ドラゴンに会いにいこう
「とにかく、ダンジョンに行かないと話にならないわ」
カレンは腕を組み、不機嫌そうに言い切った。
「あんたたちと一緒に行くのはイヤだけど……」
一瞬だけ、視線を逸らす。
「……仕方ないわね。フン」
吐き捨てるような声。
その様子を、一匹のゴブリンが、じっと見つめていた。
大きな目を瞬かせ、やがて、ぽつりと言う。
「カレン様、イッショ。
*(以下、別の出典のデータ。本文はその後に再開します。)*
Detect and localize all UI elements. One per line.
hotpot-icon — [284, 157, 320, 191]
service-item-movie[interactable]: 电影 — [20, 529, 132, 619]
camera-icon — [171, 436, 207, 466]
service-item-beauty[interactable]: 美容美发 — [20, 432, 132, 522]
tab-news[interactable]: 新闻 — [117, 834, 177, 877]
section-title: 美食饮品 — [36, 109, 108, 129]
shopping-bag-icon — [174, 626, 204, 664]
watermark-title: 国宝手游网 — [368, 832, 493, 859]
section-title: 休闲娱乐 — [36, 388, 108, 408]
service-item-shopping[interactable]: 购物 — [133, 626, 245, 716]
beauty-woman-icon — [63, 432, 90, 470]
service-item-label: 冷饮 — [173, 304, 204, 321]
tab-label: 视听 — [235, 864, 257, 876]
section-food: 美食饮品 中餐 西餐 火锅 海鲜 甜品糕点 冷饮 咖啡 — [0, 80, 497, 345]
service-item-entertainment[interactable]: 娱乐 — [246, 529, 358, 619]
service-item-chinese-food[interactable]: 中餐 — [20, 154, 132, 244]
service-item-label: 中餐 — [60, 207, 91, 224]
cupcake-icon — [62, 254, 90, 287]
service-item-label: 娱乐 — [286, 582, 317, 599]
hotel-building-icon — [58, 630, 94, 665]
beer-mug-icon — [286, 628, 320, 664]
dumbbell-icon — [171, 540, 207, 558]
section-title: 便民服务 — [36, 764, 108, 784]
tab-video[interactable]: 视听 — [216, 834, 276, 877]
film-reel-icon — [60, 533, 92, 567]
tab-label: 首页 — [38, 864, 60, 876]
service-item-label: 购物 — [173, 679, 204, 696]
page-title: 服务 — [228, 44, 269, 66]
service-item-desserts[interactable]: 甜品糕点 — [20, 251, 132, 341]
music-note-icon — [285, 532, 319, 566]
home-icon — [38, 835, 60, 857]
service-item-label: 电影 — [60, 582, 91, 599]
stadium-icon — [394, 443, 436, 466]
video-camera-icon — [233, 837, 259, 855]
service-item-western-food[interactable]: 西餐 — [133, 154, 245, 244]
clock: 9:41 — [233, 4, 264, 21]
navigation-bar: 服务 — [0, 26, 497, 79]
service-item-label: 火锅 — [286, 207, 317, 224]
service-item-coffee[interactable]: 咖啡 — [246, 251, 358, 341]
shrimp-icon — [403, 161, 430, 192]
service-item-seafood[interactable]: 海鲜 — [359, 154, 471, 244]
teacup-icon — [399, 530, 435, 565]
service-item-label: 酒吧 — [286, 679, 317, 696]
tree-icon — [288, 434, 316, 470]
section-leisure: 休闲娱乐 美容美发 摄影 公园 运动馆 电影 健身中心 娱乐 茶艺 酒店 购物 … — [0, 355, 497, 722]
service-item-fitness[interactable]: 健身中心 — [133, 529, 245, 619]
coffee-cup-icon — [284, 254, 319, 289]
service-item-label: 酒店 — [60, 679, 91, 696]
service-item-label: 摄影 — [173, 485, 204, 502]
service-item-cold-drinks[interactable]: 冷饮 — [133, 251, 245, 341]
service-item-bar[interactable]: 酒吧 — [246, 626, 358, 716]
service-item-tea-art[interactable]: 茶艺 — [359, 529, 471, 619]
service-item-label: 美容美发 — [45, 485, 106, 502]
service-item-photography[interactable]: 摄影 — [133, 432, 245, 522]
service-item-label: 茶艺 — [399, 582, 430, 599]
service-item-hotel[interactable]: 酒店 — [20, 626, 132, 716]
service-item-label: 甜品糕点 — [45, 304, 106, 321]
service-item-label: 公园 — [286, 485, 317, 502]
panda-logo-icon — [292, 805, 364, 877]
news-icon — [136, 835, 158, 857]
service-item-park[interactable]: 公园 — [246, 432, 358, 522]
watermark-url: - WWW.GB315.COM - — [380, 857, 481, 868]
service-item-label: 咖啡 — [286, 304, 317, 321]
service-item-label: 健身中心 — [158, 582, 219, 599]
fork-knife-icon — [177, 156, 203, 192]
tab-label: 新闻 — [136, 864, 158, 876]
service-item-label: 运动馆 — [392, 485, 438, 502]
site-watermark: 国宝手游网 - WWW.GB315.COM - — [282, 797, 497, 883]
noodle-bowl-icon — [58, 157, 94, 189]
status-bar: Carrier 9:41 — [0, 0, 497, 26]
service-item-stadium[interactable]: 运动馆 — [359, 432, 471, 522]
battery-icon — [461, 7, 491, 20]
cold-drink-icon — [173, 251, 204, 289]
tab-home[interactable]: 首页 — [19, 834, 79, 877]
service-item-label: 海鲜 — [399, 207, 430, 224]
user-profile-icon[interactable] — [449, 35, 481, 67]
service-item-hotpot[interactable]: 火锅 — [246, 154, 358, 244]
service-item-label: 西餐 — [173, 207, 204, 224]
ウレシ」
その言葉に、優斗の胸が、きゅっと締めつけられた。
(……まさか)
(こんな場所に来てまで、カレンが好かれるなんて)
理由は、分からなくもない。
はっきり物を言い、恐れず、前に出る。
ゴブリンにとっては、頼もしく見えるのだろう。
でも――
優斗は、深く息を吐いた。
「……魔導士でもないのに」
小さく、つぶやく。
剣も、強い魔法もない。
自分は、ただの人間だ。
(それでも)
(行かなければ――カレンの命がない)
それだけは、はっきりしていた。
ドラゴンに会わなければ、この国は、そしてカレンは、
確実に危険に晒される。
優斗は、意を決して顔を上げた。
喉が、ひりつく。
それでも、声を出す。
「……みんな」
少し震えながらも、はっきりと。
「僕に、力を貸してくれ」
ゴブリンたちの視線が、一斉に集まる。
「ドラゴンに会いに、行こう」
短い沈黙。
そして――
ゴブリン隊長が、肩をいからせた。
「モチロン」
「チカラ、カス」
「イコウ」
力強く、うなずく。
他のゴブリンたちも、剣や長槍を立て、ぎこちなく背筋を伸ばした。
足並みは揃っていないが、覚悟だけは、伝わってくる。
「マカセトケ」
その言葉に、優斗は胸の奥が少しだけ温かくなった。
一方で、カレンは明らかにイライラしていた。
髪を指でいじり、視線を逸らしたまま言う。
「とっとと行って、用事を済ませるわよ」
「こんな場所、長居するもんじゃない」
(……この国のことは)
優斗は、心の中で思う。
(できれば、自分たちで何とかしてほしい)
自分は、救世主じゃない。
ただ巻き込まれただけの、不器用な人間だ。
それでも。
一歩、足を踏み出す。
背後で、ゴブリンたちの足音が重なった。
暗く、先の見えない道。
それでも――もう、引き返せなかった。